Gemeinderats-Beschlüsse vom 25. Oktober 2011

Inkasso jährliche Löschgebühr

Ab 2011 müssen nicht an die Wasserversorgung angeschlossene Gebäude eine jährliche Löschgebühr bezahlen. Die Höhe richtet sich nach Gebäudegrösse. Die Erhebung hat gezeigt, dass der Tarif gemäss Reglement in bestimmten Fällen zu unverhältnismässigen Belastungen führen würde. Die Tarifgestaltung wird nun überprüft. Die Wasserrechnung 2011 wird deshalb ohne Löschgebühr erfolgen.

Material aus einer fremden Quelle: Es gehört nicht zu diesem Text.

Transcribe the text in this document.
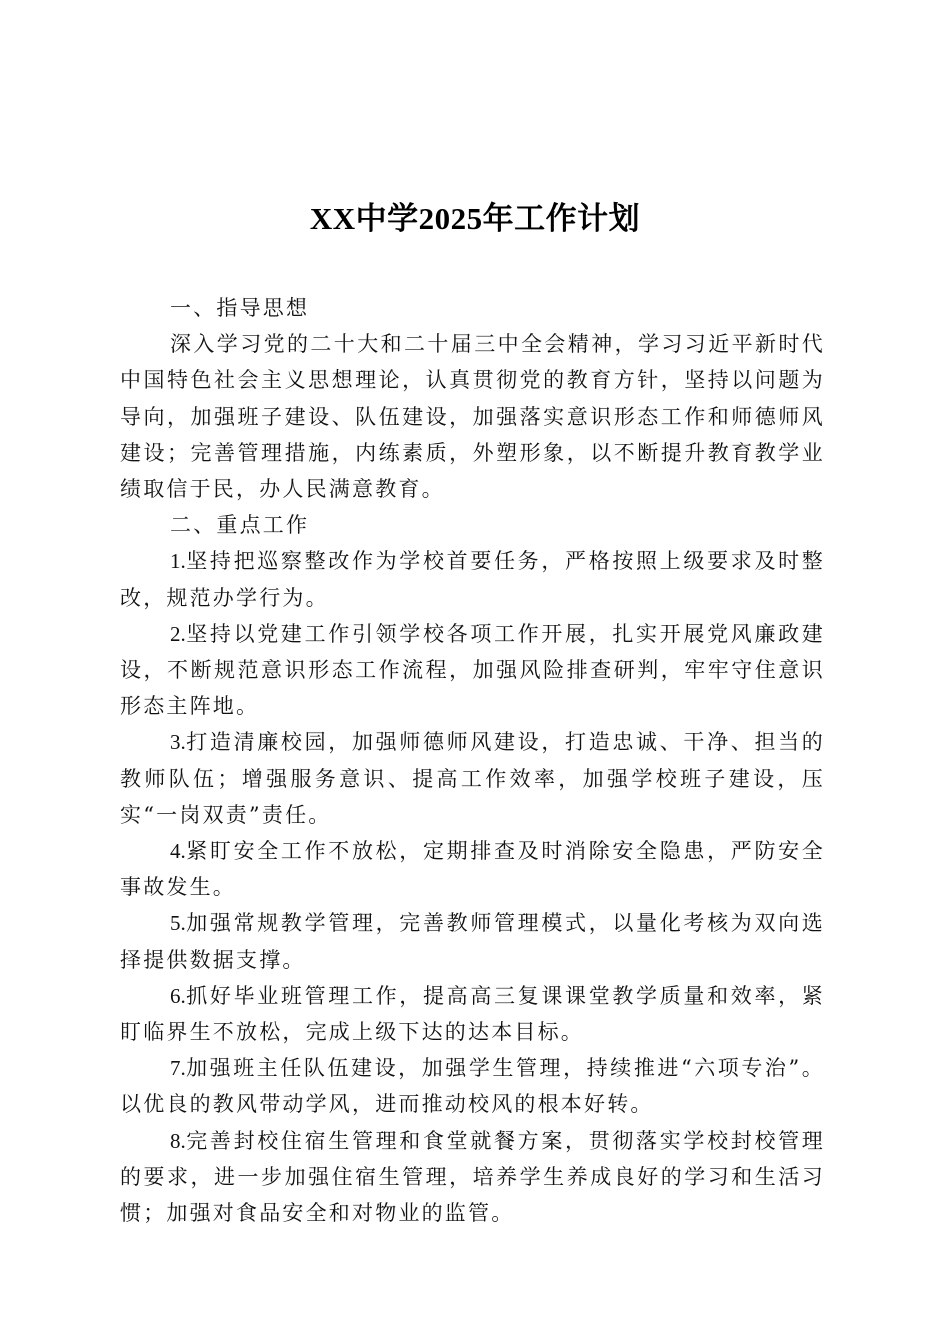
XX中学2025年工作计划

一、指导思想

深入学习党的二十大和二十届三中全会精神，学习习近平新时代中国特色社会主义思想理论，认真贯彻党的教育方针，坚持以问题为导向，加强班子建设、队伍建设，加强落实意识形态工作和师德师风建设；完善管理措施，内练素质，外塑形象，以不断提升教育教学业绩取信于民，办人民满意教育。

二、重点工作

1.坚持把巡察整改作为学校首要任务，严格按照上级要求及时整改，规范办学行为。

2.坚持以党建工作引领学校各项工作开展，扎实开展党风廉政建设，不断规范意识形态工作流程，加强风险排查研判，牢牢守住意识形态主阵地。

3.打造清廉校园，加强师德师风建设，打造忠诚、干净、担当的教师队伍；增强服务意识、提高工作效率，加强学校班子建设，压实“一岗双责”责任。

4.紧盯安全工作不放松，定期排查及时消除安全隐患，严防安全事故发生。

5.加强常规教学管理，完善教师管理模式，以量化考核为双向选择提供数据支撑。

6.抓好毕业班管理工作，提高高三复课课堂教学质量和效率，紧盯临界生不放松，完成上级下达的达本目标。

7.加强班主任队伍建设，加强学生管理，持续推进“六项专治”。以优良的教风带动学风，进而推动校风的根本好转。

8.完善封校住宿生管理和食堂就餐方案，贯彻落实学校封校管理的要求，进一步加强住宿生管理，培养学生养成良好的学习和生活习惯；加强对食品安全和对物业的监管。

Diese wird bis Ende Januar 2012 nachträglich fakturiert.

Überbauungsordnung Stampfmatte

Der Gemeinderat hat die Überbauungsordnung Stampfmatte, Teilgebiet 2, genehmigt. Sämtliche Einsprachepunkte konnten erledigt werden. Die Unterlagen werden dem Kanton zur Genehmigung eingereicht, sobald die Mehrwertabschöpfungs-Verträge unterzeichnet sind.

Zonenplanänderung Werkgelände Vigier Beton

Die Vigier Beton Berner Oberland (Kiestag) plant neben der Erneuerung des Kieswerks auch einen Neubau für die Werkstatt- und Verwaltungsgebäude. Dazu ist eine geringfügige Zonenplanänderung nötig. Es sollen kleinere Teilflächen der Arbeitszone, der Lagerzone und der Grünzone so abgeändert werden, dass der zukünftige Betrieb optimal funktionieren kann. Der Gemeinderat ist damit grundsätzlich einverstanden und leitet das Verfahren für einen Zonenplanänderung ein.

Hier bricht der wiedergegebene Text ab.